In the spring of 1970, a new political party emerged from the South Texas borderlands—La Raza Unida Party (RUP), or “The United People.” Founded by a coalition of young Mexican American activists, the party arose from a shared frustration with the lack of representation and persistent discrimination faced by Mexican Americans in Texas politics. What began as a regional protest effort soon became a statewide—and briefly, a national—movement for political empowerment, cultural pride, and self-determination.
The movement’s origins lay in the specific social and demographic realities of South Texas. In counties like Zavala, Dimmit, and La Salle, Mexican Americans formed the majority population but remained largely excluded from political power. Institutional barriers such as gerrymandering, at-large elections, language-based voter suppression, and the manipulation of party structures all contributed to the status quo.
For years, both the Democratic and Republican parties failed to represent the community’s interests, according to party leaders. As José Angel Gutiérrez, a founding figure of the movement, derided Mexican-American leaders within these parties as yes-men and “tape recorders,” parroting party talking points. In a fiery 1970 speech, he said, “For a long time we have not been satisfied with this type of leadership that has been picked for us. And this is what a political party does, particularly the ones we have. I shouldn’t use the plural because we only have one, and that’s the gringo party. It doesn’t matter what name it goes by. It can be Kelloggs, All-Bran or Shredded Wheat, but it’s still the same crap.”1
“Most of our traditional organizations will sit there and pass resolutions and mouth off at conventions, but they’ll never take on the gringo. They’ll never stand up to him and say, ‘Hey, man, things have got to change from now on. Que lo que pase [Let whatever happens happen]. We’ve had it long enough!”
The immediate catalyst for the party’s formation was the school board elections in Crystal City, Texas. In April 1970, candidates affiliated with La Raza Unida swept the local elections, including Gutiérrez, who became chairman of the school board. It was a landmark moment—the first time a slate of activist Chicano candidates had seized political control in a Texas municipality. The movement quickly expanded, and within months, RUP was fielding candidates for city council, county commissioner, and eventually governor.

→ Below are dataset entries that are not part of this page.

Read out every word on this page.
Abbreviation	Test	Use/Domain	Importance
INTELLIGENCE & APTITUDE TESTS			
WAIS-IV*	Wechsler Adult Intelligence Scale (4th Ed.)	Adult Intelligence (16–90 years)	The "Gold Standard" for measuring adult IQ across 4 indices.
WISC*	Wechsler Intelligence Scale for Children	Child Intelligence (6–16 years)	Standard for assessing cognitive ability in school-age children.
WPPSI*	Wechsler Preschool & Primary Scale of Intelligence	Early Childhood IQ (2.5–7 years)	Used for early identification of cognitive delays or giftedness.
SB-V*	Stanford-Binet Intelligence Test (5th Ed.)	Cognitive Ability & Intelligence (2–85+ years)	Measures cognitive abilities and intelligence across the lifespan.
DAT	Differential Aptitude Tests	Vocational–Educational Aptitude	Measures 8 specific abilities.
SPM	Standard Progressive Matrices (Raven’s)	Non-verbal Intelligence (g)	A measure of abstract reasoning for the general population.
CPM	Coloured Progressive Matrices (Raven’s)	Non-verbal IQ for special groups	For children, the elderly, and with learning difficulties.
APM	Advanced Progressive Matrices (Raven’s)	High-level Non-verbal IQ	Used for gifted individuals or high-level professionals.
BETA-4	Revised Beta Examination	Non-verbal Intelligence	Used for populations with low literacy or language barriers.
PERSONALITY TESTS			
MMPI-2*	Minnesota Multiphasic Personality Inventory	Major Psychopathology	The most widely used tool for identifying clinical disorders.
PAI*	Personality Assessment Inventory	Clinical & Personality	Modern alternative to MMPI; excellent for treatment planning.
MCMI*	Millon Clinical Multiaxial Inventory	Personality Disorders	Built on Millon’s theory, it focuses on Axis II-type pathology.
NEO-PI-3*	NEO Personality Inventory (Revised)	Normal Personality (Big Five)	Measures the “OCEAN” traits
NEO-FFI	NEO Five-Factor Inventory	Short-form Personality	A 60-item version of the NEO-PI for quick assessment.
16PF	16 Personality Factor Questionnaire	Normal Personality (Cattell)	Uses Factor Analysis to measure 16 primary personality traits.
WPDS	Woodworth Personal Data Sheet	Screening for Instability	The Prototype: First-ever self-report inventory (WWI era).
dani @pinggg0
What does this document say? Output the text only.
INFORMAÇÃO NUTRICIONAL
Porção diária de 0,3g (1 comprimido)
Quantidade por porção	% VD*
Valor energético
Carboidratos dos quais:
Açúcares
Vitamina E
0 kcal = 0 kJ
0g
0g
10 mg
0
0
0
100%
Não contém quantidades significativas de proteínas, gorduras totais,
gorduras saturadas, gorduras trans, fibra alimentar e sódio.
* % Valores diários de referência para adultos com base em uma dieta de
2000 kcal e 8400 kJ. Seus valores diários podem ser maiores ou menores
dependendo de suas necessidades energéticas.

The party’s philosophy rested on the principle of Chicanismo—a political and cultural identity rooted in pride, solidarity, and resistance. Its leaders argued that Mexican Americans could no longer rely on Anglo-led parties to represent their interests. “If you don’t go third party,” Gutiérrez said, “then you’ve got to go the independent route, because there is no other way you are going to get on the November ballot.”2 The language of revolution and resistance permeated RUP’s rhetoric, but so did a pragmatic focus on local issues: bilingual education, jobs, school reform, and equitable political representation.
La Raza Unida drew its initial support from young activists, educators, and working-class voters frustrated with the status quo. But its most enduring success came through coalition-building with community members who had long felt alienated from the political process. Many older citizens, previously cautious or disengaged, became involved and began voting or campaigning.
Although La Raza Unida’s first breakthrough came at the local level, the party quickly adopted a broader political platform aimed at systemic change. At the state level, it called for bilingual and bicultural education, expanded employment opportunities, improved access to healthcare, and the reform of discriminatory law enforcement practices.
On national issues, Raza Unida aligned itself with anti-war, pro-labor, and anti-poverty movements, often critiquing the Vietnam War and federal neglect of Mexican American communities. It demanded greater public investment in colonias and barrios, increased political representation, and an end to what it saw as the Anglo-dominated political establishment. These positions were rooted not only in ethnic solidarity but in a clear left-populist ideology that sought to restructure power from the ground up.




After its early victories, RUP faced formidable obstacles. Mainstream political actors, particularly within the Texas Democratic Party, sought to marginalize the movement. The party was often accused of radicalism, and its leaders were dismissed as “outside agitators” or worse. Internal tensions also emerged, including disagreements over strategy, ideology, and leadership. The centralized control exerted by figures like Gutiérrez alienated some potential allies, and by the mid-1970s, these divisions began to take a toll.
Perhaps more fundamentally, RUP’s efforts to operate as a third party in a two-party system proved unsustainable. Ballot access laws, limited resources, and the structural inertia of U.S. politics all worked against long-term viability. By the late 1970s, RUP had largely dissolved.
Nonetheless, the movement left an indelible mark on Texas politics. The party struck a defiant, proud tone that altered the cultural and political expectations of Mexican American voters and politicians, who had previously been less vocal and more mild. The activists’ willingness to launch outspoken attacks on ‘gringo’ politics and culture marked a clear departure from past patterns, paralleling the ongoing militancy within parts of the Black Civil Rights movement.
More broadly, La Raza Unida proved that Mexican Americans could organize, win elections, and reshape political narratives in the state. Emerging at the intersection of the Chicano Movement, the Civil Rights Movement, and the disillusionment with American institutions in the late 1960s and early 1970s, La Raza Unida offered a bold, if ultimately short-lived, experiment in ethnic political mobilization.